One of the popular card games played in India is Court Piece, also known as coat peace or kot pees, pees being a Hindi word meaning “to deal”. In Pakistan, this game is often known as Rang, which means “trump”. In some places, for example in Goa, it is called Seven Hands. In India, the English word “hand” is sometimes used to mean a trick i.e. a set of cards, one played by each player in turn. A variant of whist (a classic English trick-taking card game) in which eldest hand makes trumps after the first five cards have been dealt and trick-play is normally stopped after one team has won seven hands. A special bonus is given if a particular team wins the first seven hands or even all hands. The game is played by four players in two teams, but there are variations for two or three players as well.
There are four players in fixed partnerships, partners sitting opposite. The deal & the play are anticlockwise. The dealer shuffles and the player to dealer’s right, known as the “trump-caller”, cuts. The dealer deals a set of five cards to each player. The ‘trump-caller’ player looks at his or her five cards and (without communication with any of his partners) chooses and announces the trump. Then the dealer deals out all the remaining cards in batches of four, so that everyone has 13 cards.
The object of the game is to score courts (coats, kots) by winning the majority of the tricks (hands).
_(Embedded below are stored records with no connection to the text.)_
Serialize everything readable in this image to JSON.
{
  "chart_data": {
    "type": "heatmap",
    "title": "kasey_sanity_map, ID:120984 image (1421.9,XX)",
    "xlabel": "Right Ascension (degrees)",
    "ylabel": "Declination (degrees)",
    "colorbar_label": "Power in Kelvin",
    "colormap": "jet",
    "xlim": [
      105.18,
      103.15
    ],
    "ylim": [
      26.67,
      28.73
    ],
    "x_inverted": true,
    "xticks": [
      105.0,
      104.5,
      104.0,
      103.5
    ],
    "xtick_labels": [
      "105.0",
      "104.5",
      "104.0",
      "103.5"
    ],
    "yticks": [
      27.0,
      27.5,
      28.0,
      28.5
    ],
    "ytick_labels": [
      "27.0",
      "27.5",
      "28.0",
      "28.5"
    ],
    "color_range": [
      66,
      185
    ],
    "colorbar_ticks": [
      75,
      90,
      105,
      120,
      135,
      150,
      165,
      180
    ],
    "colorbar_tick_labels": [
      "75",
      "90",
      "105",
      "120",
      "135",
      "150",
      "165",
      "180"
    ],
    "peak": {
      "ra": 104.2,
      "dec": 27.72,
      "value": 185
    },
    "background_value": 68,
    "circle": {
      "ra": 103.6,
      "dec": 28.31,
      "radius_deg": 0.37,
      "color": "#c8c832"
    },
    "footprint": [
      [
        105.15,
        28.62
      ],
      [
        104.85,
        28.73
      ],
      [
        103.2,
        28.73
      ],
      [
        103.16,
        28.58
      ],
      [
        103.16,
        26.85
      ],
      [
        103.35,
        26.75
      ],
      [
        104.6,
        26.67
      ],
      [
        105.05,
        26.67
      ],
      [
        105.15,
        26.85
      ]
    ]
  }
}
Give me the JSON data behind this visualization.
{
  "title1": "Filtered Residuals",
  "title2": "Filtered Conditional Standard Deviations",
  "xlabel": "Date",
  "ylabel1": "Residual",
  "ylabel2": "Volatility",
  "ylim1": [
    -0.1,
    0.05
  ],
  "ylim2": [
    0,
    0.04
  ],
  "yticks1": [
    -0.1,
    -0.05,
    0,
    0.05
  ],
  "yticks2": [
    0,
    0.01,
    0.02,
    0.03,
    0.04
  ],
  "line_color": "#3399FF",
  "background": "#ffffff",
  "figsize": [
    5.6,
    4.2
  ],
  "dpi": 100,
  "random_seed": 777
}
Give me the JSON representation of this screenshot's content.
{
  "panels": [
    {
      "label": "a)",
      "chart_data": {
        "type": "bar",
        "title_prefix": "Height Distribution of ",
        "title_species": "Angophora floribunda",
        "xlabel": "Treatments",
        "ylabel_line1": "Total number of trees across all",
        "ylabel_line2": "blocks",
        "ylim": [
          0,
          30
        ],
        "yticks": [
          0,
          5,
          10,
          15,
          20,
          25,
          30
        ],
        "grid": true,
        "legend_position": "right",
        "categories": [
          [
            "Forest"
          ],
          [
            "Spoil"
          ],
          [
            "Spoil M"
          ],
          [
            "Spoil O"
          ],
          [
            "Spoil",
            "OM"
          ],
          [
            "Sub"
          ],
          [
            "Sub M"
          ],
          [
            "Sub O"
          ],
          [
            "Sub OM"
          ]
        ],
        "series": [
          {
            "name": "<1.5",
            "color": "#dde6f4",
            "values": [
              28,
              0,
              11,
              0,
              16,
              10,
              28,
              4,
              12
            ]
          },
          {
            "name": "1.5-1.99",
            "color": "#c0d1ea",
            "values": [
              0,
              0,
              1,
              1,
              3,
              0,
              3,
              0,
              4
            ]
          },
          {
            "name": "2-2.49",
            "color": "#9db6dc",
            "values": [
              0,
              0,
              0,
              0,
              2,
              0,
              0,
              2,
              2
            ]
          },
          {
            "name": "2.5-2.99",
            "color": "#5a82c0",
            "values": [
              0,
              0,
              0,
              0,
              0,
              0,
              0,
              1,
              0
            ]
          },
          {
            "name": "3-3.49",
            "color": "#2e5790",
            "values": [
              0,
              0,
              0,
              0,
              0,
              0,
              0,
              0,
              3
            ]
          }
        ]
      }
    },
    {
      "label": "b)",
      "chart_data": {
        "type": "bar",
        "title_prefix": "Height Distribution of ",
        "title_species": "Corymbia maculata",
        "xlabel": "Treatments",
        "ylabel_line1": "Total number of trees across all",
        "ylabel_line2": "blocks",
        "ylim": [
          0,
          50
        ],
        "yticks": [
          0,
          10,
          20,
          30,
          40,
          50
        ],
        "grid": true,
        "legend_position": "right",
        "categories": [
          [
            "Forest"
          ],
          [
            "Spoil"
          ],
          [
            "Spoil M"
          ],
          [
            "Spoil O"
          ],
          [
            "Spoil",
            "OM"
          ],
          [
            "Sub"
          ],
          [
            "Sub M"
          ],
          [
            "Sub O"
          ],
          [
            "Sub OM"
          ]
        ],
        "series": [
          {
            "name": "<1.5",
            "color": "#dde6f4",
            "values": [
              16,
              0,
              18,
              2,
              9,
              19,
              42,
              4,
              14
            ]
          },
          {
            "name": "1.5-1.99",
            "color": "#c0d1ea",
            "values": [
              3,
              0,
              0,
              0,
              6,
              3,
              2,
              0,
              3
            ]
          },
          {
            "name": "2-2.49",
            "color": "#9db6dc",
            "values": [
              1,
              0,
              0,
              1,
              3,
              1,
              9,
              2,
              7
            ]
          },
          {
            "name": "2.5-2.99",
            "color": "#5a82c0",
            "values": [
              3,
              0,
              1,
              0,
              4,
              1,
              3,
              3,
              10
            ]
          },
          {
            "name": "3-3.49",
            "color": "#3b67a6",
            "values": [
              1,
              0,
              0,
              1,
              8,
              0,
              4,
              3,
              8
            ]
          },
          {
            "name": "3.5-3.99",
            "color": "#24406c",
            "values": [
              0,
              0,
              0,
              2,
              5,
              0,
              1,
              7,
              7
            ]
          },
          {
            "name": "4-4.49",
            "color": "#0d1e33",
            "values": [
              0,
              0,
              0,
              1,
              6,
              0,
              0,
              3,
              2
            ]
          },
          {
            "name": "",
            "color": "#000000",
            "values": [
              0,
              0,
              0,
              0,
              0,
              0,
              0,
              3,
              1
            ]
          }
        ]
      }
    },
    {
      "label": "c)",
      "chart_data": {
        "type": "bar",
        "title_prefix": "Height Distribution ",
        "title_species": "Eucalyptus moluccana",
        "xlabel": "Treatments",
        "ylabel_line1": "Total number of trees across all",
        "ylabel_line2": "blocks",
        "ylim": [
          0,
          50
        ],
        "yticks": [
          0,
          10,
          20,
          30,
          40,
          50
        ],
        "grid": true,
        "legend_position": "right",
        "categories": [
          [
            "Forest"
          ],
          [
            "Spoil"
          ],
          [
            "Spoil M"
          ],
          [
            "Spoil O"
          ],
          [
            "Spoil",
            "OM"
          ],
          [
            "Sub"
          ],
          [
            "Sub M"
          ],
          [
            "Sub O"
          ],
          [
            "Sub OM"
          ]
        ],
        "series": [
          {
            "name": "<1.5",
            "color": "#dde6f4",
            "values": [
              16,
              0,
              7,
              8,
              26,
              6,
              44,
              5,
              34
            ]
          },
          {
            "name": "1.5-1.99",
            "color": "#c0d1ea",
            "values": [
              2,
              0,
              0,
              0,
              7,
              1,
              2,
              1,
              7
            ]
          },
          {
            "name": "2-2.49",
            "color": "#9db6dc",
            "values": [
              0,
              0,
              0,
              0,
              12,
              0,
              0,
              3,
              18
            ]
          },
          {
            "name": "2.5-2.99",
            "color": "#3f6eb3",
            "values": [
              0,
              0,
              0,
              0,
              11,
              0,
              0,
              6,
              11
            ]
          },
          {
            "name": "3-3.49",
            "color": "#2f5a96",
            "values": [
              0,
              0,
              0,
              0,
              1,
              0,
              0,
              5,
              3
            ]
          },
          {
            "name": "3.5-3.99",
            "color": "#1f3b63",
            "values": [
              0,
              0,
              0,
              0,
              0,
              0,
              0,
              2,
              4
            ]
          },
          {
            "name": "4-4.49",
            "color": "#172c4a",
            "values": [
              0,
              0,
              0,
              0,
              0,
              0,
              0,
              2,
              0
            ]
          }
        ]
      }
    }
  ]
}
Whenever a court is scored, the number of consecutive deals won is reset to zero. A team that scores a court by winning the first seven tricks can carry on and try to win all 13 tricks. This extremely rare achievement is known as a “52-court”. There is no penalty for carrying on after seven tricks and failing to win all thirteen. But to save time, normally the play is ended when one team has won seven tricks. The overall winners of the session are the team that has scored most courts after an agreed length of time.
Derived games have added features such as the 2 of hearts as the highest trump (like in Satat, which is a popular card game played in Mauritius. Its name comes from the Hindi words “saat haant” meaning “seven hands”). Another derivation of Court Piece is Dehla Pakad, in which there is a need to count tens rather than tricks.